OMG. My main router, which has the local DHCP server, also reboots every night at 3AM.

The DHCP server and the TrueNAS server were racing! Sometimes, the TrueNAS server beat the DHCP server and so wouldn’t get a DHCP address in time for other parts of TrueNAS to come up correctly.

So now I’ve told this installation of TrueNAS to reboot at 4AM instead. That gives the DHCP server nearly a full hour to come back up.

Sometimes you have to think outside the (TrueNAS) box.

1 Like

Glad you found it was a simple problem.

Curious as to why you reboot the Truenas server every night? Mine only get a reboot when I update to a newer version or patch.

1 Like

Curious to the nightly reboots are well, I’m running several hundred days uptime… I mean, kuddos for figuring out a solution.

Ditto with the DHCP server…

2 Likes

I am no longer certain why I started the nightly reboot. However, it seems likely this was because I was having trouble with dynamic DNS without understanding it at the time.

My ISP has comparatively short DHCP leases and is likely to hand out a different address each time. My dynamic DNS was flaky, so the A record would be intermittently stale.

I misdiagnosed the problem and decided to mask it with a nightly reboot hoping that would help. It kinda did help; most of the time, the reboot would resolve a stale A record by restarting the dynamic DNS monitor.

I eventually found and fixed the dynamic DNS issue for unrelated reasons and then was left with this issue.

The downside of a nightly reboot, of course, is that it might interrupt something happening at 3AM (or, now, 4AM).
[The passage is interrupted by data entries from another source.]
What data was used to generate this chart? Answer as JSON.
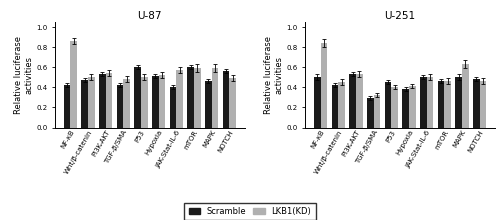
{
  "title_left": "U-87",
  "title_right": "U-251",
  "ylabel": "Relative luciferase\nactivities",
  "categories": [
    "NF-κB",
    "Wnt/β-catenin",
    "PI3K-AKT",
    "TGF-β/SMA",
    "P53",
    "Hypoxia",
    "JAK-Stat-IL-6",
    "mTOR",
    "MAPK",
    "NOTCH"
  ],
  "scramble_color": "#1a1a1a",
  "lkb1kd_color": "#b0b0b0",
  "ylim": [
    0.0,
    1.05
  ],
  "yticks": [
    0.0,
    0.2,
    0.4,
    0.6,
    0.8,
    1.0
  ],
  "left_scramble": [
    0.42,
    0.47,
    0.53,
    0.42,
    0.6,
    0.51,
    0.4,
    0.6,
    0.46,
    0.56
  ],
  "left_lkb1kd": [
    0.86,
    0.5,
    0.54,
    0.48,
    0.5,
    0.52,
    0.57,
    0.59,
    0.59,
    0.49
  ],
  "left_scramble_err": [
    0.02,
    0.02,
    0.02,
    0.02,
    0.02,
    0.02,
    0.02,
    0.02,
    0.02,
    0.02
  ],
  "left_lkb1kd_err": [
    0.03,
    0.03,
    0.03,
    0.03,
    0.03,
    0.03,
    0.03,
    0.04,
    0.04,
    0.03
  ],
  "right_scramble": [
    0.5,
    0.42,
    0.53,
    0.29,
    0.45,
    0.38,
    0.5,
    0.46,
    0.5,
    0.48
  ],
  "right_lkb1kd": [
    0.84,
    0.45,
    0.53,
    0.32,
    0.4,
    0.41,
    0.5,
    0.46,
    0.63,
    0.46
  ],
  "right_scramble_err": [
    0.03,
    0.02,
    0.02,
    0.02,
    0.02,
    0.02,
    0.02,
    0.02,
    0.03,
    0.02
  ],
  "right_lkb1kd_err": [
    0.04,
    0.03,
    0.03,
    0.02,
    0.02,
    0.02,
    0.03,
    0.03,
    0.04,
    0.03
  ],
  "legend_labels": [
    "Scramble",
    "LKB1(KD)"
  ],
  "bar_width": 0.38,
  "tick_fontsize": 5.0,
  "label_fontsize": 6.0,
  "title_fontsize": 7.5
}
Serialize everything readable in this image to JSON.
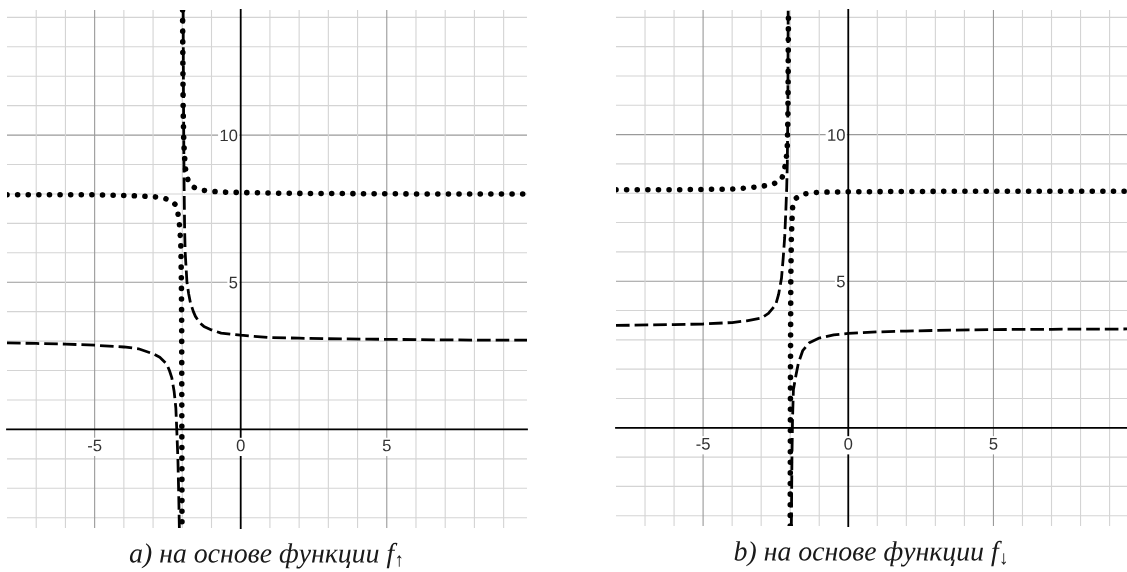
{
  "chart_data": [
    {
      "type": "line",
      "title": "a) на основе функции f$_{↑}$",
      "xlim": [
        -8,
        9.8
      ],
      "ylim": [
        -3.35,
        14.25
      ],
      "xticks": [
        {
          "value": -7,
          "label": null
        },
        {
          "value": -6,
          "label": null
        },
        -5,
        {
          "value": -4,
          "label": null
        },
        {
          "value": -3,
          "label": null
        },
        {
          "value": -2,
          "label": null
        },
        {
          "value": -1,
          "label": null
        },
        0,
        {
          "value": 1,
          "label": null
        },
        {
          "value": 2,
          "label": null
        },
        {
          "value": 3,
          "label": null
        },
        {
          "value": 4,
          "label": null
        },
        5,
        {
          "value": 6,
          "label": null
        },
        {
          "value": 7,
          "label": null
        },
        {
          "value": 8,
          "label": null
        },
        {
          "value": 9,
          "label": null
        }
      ],
      "yticks": [
        {
          "value": -3,
          "label": null
        },
        {
          "value": -2,
          "label": null
        },
        {
          "value": -1,
          "label": null
        },
        {
          "value": 0,
          "label": null
        },
        {
          "value": 1,
          "label": null
        },
        {
          "value": 2,
          "label": null
        },
        {
          "value": 3,
          "label": null
        },
        {
          "value": 4,
          "label": null
        },
        5,
        {
          "value": 6,
          "label": null
        },
        {
          "value": 7,
          "label": null
        },
        {
          "value": 8,
          "label": null
        },
        {
          "value": 9,
          "label": null
        },
        10,
        {
          "value": 11,
          "label": null
        },
        {
          "value": 12,
          "label": null
        },
        {
          "value": 13,
          "label": null
        },
        {
          "value": 14,
          "label": null
        }
      ],
      "grid": true,
      "series": [
        {
          "color": "#000000",
          "line_style": "dotted",
          "x": [
            -8,
            -7,
            -6,
            -5,
            -4,
            -3.5,
            -3,
            -2.75,
            -2.5,
            -2.35,
            -2.25,
            -2.15,
            -2.1,
            -2.05,
            -2.03,
            -2.02,
            -2.01,
            -2.0,
            -1.99,
            -1.98,
            -1.97,
            -1.95,
            -1.9,
            -1.8,
            -1.65,
            -1.5,
            -1.25,
            -1,
            -0.5,
            0,
            1,
            2,
            4,
            6,
            8,
            9.8
          ],
          "values": [
            7.97,
            7.97,
            7.97,
            7.97,
            7.95,
            7.93,
            7.91,
            7.88,
            7.82,
            7.75,
            7.65,
            7.35,
            7.0,
            6.3,
            5.0,
            3.5,
            -3.35,
            null,
            14.25,
            12.5,
            10.9,
            9.8,
            8.9,
            8.45,
            8.25,
            8.18,
            8.12,
            8.09,
            8.06,
            8.05,
            8.03,
            8.02,
            8.01,
            8.0,
            8.0,
            8.0
          ]
        },
        {
          "color": "#000000",
          "line_style": "dashed",
          "x": [
            -8,
            -7,
            -6,
            -5,
            -4,
            -3.5,
            -3,
            -2.77,
            -2.53,
            -2.44,
            -2.36,
            -2.28,
            -2.22,
            -2.19,
            -2.15,
            -2.12,
            -2.1,
            -2.0,
            -1.97,
            -1.96,
            -1.94,
            -1.92,
            -1.9,
            -1.87,
            -1.84,
            -1.78,
            -1.72,
            -1.62,
            -1.55,
            -1.4,
            -1.26,
            -1,
            -0.67,
            0,
            1,
            2,
            3,
            5,
            7,
            9.8
          ],
          "values": [
            2.94,
            2.92,
            2.9,
            2.86,
            2.8,
            2.74,
            2.57,
            2.45,
            2.22,
            2.0,
            1.76,
            1.3,
            0.72,
            0.02,
            -1.0,
            -2.3,
            -3.35,
            null,
            14.25,
            11.5,
            8.5,
            6.8,
            6.0,
            5.5,
            5.0,
            4.6,
            4.3,
            4.0,
            3.84,
            3.62,
            3.5,
            3.38,
            3.27,
            3.2,
            3.12,
            3.1,
            3.08,
            3.06,
            3.04,
            3.03
          ]
        }
      ]
    },
    {
      "type": "line",
      "title": "b) на основе функции f$_{↓}$",
      "xlim": [
        -8,
        9.6
      ],
      "ylim": [
        -3.35,
        14.25
      ],
      "xticks": [
        {
          "value": -7,
          "label": null
        },
        {
          "value": -6,
          "label": null
        },
        -5,
        {
          "value": -4,
          "label": null
        },
        {
          "value": -3,
          "label": null
        },
        {
          "value": -2,
          "label": null
        },
        {
          "value": -1,
          "label": null
        },
        0,
        {
          "value": 1,
          "label": null
        },
        {
          "value": 2,
          "label": null
        },
        {
          "value": 3,
          "label": null
        },
        {
          "value": 4,
          "label": null
        },
        5,
        {
          "value": 6,
          "label": null
        },
        {
          "value": 7,
          "label": null
        },
        {
          "value": 8,
          "label": null
        },
        {
          "value": 9,
          "label": null
        }
      ],
      "yticks": [
        {
          "value": -3,
          "label": null
        },
        {
          "value": -2,
          "label": null
        },
        {
          "value": -1,
          "label": null
        },
        {
          "value": 0,
          "label": null
        },
        {
          "value": 1,
          "label": null
        },
        {
          "value": 2,
          "label": null
        },
        {
          "value": 3,
          "label": null
        },
        {
          "value": 4,
          "label": null
        },
        5,
        {
          "value": 6,
          "label": null
        },
        {
          "value": 7,
          "label": null
        },
        {
          "value": 8,
          "label": null
        },
        {
          "value": 9,
          "label": null
        },
        10,
        {
          "value": 11,
          "label": null
        },
        {
          "value": 12,
          "label": null
        },
        {
          "value": 13,
          "label": null
        },
        {
          "value": 14,
          "label": null
        }
      ],
      "grid": true,
      "series": [
        {
          "color": "#000000",
          "line_style": "dotted",
          "x": [
            -8,
            -6,
            -5,
            -4,
            -3.3,
            -2.9,
            -2.6,
            -2.4,
            -2.3,
            -2.2,
            -2.14,
            -2.1,
            -2.08,
            -2.07,
            -2.06,
            -2.03,
            -2.0,
            -1.99,
            -1.98,
            -1.96,
            -1.93,
            -1.91,
            -1.8,
            -1.57,
            -1.34,
            -1.06,
            -0.72,
            0,
            2,
            5,
            9.6
          ],
          "values": [
            8.12,
            8.12,
            8.13,
            8.14,
            8.2,
            8.25,
            8.31,
            8.4,
            8.46,
            8.8,
            9.15,
            9.6,
            10.5,
            12.0,
            14.25,
            null,
            -3.35,
            2.0,
            5.0,
            6.5,
            7.3,
            7.6,
            7.83,
            7.97,
            8.0,
            8.03,
            8.04,
            8.05,
            8.06,
            8.07,
            8.07
          ]
        },
        {
          "color": "#000000",
          "line_style": "dashed",
          "x": [
            -8,
            -6,
            -5,
            -4,
            -3.5,
            -3,
            -2.75,
            -2.5,
            -2.4,
            -2.3,
            -2.24,
            -2.19,
            -2.15,
            -2.12,
            -2.1,
            -2.08,
            -2.07,
            -2.0,
            -1.96,
            -1.94,
            -1.92,
            -1.89,
            -1.8,
            -1.72,
            -1.57,
            -1.34,
            -1,
            -0.5,
            0,
            1,
            2,
            3,
            5,
            7,
            9.6
          ],
          "values": [
            3.49,
            3.52,
            3.54,
            3.59,
            3.65,
            3.74,
            3.9,
            4.2,
            4.55,
            5.1,
            5.8,
            6.5,
            7.4,
            8.2,
            9.0,
            11.0,
            14.25,
            null,
            -3.35,
            -1.0,
            0.3,
            1.3,
            1.8,
            2.2,
            2.63,
            2.9,
            3.06,
            3.17,
            3.22,
            3.27,
            3.3,
            3.32,
            3.35,
            3.36,
            3.37
          ]
        }
      ]
    }
  ]
}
But that’s fine because the only thing likely to be in progress then is a periodic automated backup of a client machine left awake overnight, and the clients will happily recover from that soon enough.

Still, I am now curious how much uptime I will get, so I will probably disable the nightly restart soon and see what happens. One thing at a time! :grinning:

That configuration detail has a longer history and I remember even less about it. Like nothing. :slight_smile: I’m about to restart off-site overnight replication, which can involve looooong sessions, so I guess I had better stop doing this and hope nothing breaks.